Tips · 1 MIN READ · BRUCE POTTER · OCT 16, 2017 · TAGS: Alert / Heads up / Vulnerability
Re: the WPA2 vulnerability. Details here: https://www.krackattacks.com. The TL;DR is “don’t flip out.” This is an example of bug marketing and the infosec echo chamber getting way out in front of reality.
Important bits
- There are multiple vulnerabilities. They all generally revolve around data decryption, injection, or replay.
- Attacks must be carried out on individual clients at a time. The attack does NOT affect all clients at once.
- Like any wireless attack, the attacker needs to be in relatively close proximity to execute. This VASTLY limits the attack surface as it’s more costly and risky for an attacker to execute than traditional network-borne attacks.
- Traffic that is otherwise protected is fine (TLS for example). The author makes some broad claims that TLS sessions aren’t secure b/c there are other attacks against TLS. That’s an over generalization. The story is different for local protocols that lack strong encryption.

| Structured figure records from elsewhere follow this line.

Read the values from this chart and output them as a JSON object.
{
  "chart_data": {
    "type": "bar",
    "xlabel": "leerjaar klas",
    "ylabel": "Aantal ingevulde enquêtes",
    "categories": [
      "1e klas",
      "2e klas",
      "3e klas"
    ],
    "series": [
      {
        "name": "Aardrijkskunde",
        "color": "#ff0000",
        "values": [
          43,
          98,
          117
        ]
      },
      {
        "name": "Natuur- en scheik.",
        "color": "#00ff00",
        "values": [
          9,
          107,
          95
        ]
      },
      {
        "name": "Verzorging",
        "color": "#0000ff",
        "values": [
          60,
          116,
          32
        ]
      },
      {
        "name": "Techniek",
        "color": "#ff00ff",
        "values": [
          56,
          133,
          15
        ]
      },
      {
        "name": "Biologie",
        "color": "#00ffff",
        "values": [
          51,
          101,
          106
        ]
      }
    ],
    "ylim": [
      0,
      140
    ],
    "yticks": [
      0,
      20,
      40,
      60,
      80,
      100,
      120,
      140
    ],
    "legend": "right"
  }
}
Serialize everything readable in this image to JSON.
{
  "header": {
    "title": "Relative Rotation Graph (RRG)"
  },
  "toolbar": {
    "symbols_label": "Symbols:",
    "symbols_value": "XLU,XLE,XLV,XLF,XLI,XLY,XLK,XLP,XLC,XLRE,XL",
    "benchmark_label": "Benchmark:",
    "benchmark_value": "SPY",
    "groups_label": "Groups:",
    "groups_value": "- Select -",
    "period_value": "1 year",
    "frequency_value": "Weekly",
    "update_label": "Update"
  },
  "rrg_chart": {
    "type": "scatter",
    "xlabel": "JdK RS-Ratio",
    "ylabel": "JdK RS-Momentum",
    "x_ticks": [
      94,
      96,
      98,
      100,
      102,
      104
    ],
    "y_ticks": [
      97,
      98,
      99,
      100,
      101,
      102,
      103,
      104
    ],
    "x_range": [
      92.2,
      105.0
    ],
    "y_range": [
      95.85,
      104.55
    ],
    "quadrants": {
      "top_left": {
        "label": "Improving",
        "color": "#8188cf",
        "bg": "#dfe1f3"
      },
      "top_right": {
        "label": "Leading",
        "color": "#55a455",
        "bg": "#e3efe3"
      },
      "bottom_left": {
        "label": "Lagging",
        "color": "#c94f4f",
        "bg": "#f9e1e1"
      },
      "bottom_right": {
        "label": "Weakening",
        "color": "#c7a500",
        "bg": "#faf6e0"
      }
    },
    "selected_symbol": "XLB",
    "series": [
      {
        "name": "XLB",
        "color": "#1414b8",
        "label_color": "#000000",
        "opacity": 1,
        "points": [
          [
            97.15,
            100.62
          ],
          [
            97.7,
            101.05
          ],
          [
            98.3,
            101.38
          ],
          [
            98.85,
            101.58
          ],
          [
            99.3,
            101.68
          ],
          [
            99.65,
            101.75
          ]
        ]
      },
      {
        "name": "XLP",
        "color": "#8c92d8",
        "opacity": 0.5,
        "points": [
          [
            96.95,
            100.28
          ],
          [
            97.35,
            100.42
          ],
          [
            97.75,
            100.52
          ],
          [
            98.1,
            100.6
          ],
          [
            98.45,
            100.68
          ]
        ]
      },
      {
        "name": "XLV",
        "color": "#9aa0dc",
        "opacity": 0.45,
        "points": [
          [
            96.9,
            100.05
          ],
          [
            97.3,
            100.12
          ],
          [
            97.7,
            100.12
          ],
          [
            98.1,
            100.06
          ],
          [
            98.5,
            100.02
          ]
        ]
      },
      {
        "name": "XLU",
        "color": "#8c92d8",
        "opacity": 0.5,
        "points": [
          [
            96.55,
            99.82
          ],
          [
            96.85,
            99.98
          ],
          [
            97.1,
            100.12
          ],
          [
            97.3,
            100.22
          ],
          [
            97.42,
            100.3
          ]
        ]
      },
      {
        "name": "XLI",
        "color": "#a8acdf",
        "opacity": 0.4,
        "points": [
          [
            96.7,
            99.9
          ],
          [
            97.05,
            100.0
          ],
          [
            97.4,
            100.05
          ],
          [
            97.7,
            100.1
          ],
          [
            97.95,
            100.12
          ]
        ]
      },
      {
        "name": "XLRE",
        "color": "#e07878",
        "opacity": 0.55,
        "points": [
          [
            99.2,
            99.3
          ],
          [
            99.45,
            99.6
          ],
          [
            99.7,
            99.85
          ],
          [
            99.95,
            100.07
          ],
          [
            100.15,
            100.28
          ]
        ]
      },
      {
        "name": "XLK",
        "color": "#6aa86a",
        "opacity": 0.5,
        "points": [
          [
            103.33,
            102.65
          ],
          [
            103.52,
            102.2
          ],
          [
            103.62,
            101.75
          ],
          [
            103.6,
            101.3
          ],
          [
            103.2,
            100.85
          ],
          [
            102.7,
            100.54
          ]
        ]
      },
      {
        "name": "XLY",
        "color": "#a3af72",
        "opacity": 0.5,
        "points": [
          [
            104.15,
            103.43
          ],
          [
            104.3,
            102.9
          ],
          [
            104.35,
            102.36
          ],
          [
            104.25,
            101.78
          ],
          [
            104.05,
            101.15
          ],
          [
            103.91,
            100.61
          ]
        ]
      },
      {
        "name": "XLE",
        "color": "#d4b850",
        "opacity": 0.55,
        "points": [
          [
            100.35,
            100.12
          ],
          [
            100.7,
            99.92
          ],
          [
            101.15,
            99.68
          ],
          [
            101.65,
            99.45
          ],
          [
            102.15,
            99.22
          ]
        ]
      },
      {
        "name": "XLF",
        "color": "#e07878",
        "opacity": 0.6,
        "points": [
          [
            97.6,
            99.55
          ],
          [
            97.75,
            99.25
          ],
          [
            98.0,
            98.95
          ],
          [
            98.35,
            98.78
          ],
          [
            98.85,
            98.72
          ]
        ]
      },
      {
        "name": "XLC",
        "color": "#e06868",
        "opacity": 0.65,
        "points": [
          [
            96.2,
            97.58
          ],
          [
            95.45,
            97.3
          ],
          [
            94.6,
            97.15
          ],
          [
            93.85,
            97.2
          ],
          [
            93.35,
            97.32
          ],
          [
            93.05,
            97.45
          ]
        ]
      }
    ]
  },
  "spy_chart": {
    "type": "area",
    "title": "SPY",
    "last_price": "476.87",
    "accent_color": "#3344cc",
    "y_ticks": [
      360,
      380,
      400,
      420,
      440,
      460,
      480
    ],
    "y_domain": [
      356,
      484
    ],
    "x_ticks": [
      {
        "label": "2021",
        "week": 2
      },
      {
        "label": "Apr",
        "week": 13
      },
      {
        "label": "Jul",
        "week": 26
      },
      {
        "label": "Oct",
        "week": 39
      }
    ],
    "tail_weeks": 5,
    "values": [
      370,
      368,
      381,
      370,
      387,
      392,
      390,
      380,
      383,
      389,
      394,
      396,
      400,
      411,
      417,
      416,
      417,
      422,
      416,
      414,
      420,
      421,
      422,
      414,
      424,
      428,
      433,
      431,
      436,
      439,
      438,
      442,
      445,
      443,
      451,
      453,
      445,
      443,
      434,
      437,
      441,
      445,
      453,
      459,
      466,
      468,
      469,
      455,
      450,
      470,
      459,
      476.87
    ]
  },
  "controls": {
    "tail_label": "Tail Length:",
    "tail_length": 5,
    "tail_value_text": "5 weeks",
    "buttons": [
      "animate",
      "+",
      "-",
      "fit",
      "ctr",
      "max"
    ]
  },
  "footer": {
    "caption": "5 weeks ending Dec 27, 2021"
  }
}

- Vendors have known about this attack since August. Microsoft has already patched and others have as well. You can track progress here.
- Ultimately, these vulnerabilities are mostly of concern to organizations that are targets of well resourced, highly motivated attackers since attackers have to be close to targets, actively injecting traffic, and then they would have to use that access to exploit some other system in order to gain access. Most organizations do not fall into that category and should patch this vulnerability in their normal patching cycles. No need to go crazy addressing this announcement. You likely have far more pressing matters that will impact the security of your organization more than worrying about KRACK.
- One takeaway from this vulnerability is the importance of the security of higher level protocols. TLS and VPNs run over wireless networks insulate your endpoints from compromises of the network infrastructure. Consider focusing your energies on ensuring your wireless networks run resilient layer 3+ protocols to protect from layer 2 shenanigans.